According to the S.E.C., both businesses, as well as Genesis’ parent firm, DCG, had a lot to gain from the venture. According to the complaint, Genesis lent DCG $575 million in cryptocurrency, part of which belonged to Gemini Earn investors. The complaint claims that Genesis frozen withdrawals after FTX collapsed in November, leaving Gemini Earn clients stuck.

The release of Earn customer assets has recently been the subject of fruitless negotiations between Gemini and Genesis and DCG. The Winklevosses have openly accused DCG of stalling in order to retain cash that belong to its customers, which has put an end to the negotiations in recent weeks.

The claim against DCG and Genesis

The Winklevosses claimed that Genesis and DCG had fabricated financial data and distorted the value of company assets in order to make Genesis appear healthier than it actually was. Barry Silbert, the founder and CEO of DCG, refuted the accusations in a letter to shareholders this week.

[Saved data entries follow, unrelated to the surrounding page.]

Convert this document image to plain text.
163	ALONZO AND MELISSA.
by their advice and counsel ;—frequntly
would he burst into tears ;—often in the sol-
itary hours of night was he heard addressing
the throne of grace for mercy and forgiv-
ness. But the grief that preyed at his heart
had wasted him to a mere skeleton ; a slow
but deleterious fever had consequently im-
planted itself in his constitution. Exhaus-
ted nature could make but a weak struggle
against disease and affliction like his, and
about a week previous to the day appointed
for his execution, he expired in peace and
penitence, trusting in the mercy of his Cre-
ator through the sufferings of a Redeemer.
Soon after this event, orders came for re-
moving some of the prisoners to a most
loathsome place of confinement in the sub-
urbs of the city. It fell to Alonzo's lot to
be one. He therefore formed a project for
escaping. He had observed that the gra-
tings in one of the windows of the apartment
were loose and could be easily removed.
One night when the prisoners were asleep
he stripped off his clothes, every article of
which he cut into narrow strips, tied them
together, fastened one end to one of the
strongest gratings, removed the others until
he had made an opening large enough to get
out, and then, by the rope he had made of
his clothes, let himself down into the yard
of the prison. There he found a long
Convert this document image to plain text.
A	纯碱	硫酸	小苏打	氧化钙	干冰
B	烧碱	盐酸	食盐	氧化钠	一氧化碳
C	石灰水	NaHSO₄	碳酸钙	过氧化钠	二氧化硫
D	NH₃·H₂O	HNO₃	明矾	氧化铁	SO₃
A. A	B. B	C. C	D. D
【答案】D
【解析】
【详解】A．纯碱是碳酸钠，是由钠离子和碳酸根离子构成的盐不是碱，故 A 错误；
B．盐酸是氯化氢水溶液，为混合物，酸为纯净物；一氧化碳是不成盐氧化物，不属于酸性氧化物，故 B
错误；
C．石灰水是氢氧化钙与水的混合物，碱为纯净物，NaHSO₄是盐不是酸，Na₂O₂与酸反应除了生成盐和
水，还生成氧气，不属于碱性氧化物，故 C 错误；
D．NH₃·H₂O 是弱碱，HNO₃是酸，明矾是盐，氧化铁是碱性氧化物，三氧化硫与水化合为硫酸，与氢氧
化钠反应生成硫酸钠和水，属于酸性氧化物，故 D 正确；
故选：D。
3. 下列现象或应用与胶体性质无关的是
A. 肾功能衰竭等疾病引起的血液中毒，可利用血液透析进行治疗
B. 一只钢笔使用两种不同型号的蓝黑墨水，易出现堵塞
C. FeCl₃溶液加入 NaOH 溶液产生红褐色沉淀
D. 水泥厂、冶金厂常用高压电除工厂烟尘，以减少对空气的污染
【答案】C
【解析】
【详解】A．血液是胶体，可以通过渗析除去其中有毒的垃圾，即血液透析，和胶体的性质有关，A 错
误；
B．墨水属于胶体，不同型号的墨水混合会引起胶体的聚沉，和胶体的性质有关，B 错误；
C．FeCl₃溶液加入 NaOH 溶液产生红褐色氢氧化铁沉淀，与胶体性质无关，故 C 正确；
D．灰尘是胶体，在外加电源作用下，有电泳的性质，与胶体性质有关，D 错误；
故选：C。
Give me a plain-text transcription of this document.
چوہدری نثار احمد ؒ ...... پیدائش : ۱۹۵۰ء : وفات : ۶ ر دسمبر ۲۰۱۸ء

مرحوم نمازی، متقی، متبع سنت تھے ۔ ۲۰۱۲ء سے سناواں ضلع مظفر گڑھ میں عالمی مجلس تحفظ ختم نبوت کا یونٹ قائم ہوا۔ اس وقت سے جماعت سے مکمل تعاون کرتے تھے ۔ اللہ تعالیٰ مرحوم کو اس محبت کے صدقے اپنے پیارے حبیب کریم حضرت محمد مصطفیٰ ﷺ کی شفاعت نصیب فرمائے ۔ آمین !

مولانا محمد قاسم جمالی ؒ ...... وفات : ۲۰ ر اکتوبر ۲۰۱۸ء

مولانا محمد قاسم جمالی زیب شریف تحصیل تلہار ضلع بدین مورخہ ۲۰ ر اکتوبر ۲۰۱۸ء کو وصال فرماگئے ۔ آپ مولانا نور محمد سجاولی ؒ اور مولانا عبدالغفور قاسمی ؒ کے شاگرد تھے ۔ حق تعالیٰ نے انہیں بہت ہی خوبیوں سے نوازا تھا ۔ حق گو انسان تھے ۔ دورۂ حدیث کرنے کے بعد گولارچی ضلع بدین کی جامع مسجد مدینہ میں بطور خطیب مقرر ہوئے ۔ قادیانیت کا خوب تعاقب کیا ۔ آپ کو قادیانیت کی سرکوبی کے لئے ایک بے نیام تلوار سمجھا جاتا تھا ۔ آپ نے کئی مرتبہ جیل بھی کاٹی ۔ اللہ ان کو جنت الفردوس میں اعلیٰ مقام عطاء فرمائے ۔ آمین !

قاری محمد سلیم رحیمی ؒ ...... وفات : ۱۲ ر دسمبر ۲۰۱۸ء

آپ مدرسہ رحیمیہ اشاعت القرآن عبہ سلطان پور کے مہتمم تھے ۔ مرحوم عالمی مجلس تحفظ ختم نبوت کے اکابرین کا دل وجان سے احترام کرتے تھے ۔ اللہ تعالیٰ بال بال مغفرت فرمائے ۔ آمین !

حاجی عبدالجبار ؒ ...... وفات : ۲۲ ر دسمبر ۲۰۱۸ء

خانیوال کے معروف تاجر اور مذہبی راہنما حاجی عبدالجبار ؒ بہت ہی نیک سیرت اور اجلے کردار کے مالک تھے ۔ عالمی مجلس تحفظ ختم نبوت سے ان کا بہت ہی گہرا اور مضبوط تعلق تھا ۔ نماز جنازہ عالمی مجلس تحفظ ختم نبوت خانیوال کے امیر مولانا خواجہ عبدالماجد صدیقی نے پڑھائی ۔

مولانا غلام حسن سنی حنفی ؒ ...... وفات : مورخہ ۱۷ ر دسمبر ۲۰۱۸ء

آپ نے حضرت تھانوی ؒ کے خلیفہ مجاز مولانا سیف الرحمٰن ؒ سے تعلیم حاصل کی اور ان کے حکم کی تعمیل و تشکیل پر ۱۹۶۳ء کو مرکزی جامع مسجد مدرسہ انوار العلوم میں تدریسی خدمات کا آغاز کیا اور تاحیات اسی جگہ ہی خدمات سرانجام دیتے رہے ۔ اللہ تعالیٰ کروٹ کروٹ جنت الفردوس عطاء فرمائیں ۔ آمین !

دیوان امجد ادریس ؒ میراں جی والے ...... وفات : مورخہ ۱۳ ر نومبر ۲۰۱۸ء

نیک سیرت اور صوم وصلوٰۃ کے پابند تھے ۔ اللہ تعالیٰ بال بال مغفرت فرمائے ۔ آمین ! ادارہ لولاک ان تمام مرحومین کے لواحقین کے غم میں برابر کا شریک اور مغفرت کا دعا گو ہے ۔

The S.E.C. has taken action against other cryptocurrency loan programs in addition to Gemini Earn. With the now-bankrupt crypto lender BlockFi, the government reached a $100 million settlement last year. Additionally, the agency barred Coinbase, a cryptocurrency exchange that had given up on establishing a yield product, in 2021.

[Gemini made] false or misleading claims

The Commodity Futures Trading Commission launched a civil lawsuit against Gemini in June, alleging that the cryptocurrency company had misled regulators about its intentions to launch a Bitcoin futures product in 2017. Gemini “made false or misleading” claims, according to the CFTC, during the regulatory evaluation of the bitcoin futures product.

Customers of Earn have sued Gemini in arbitration over their frozen assets, and others are lining up to join a proposed class action lawsuit that was filed in federal court in New York last month. The lawsuit claimed that Earn was an unregistered securities offering and that investors were entitled to additional information about the risks involved with the accounts. This is similar to the SEC’s claim.

This week, Gemini responded to that complaint, claiming Genesis and DCG should be the targets. Additionally, Gemini denied any liability for the stopped withdrawals, claiming that technically, clients made a deal with Genesis and not Gemini.

Tyler Winklevoss stated in a recent interview that Gemini thought customers might be made whole. There is a way to close a deal that provides relief for Earn users, he said.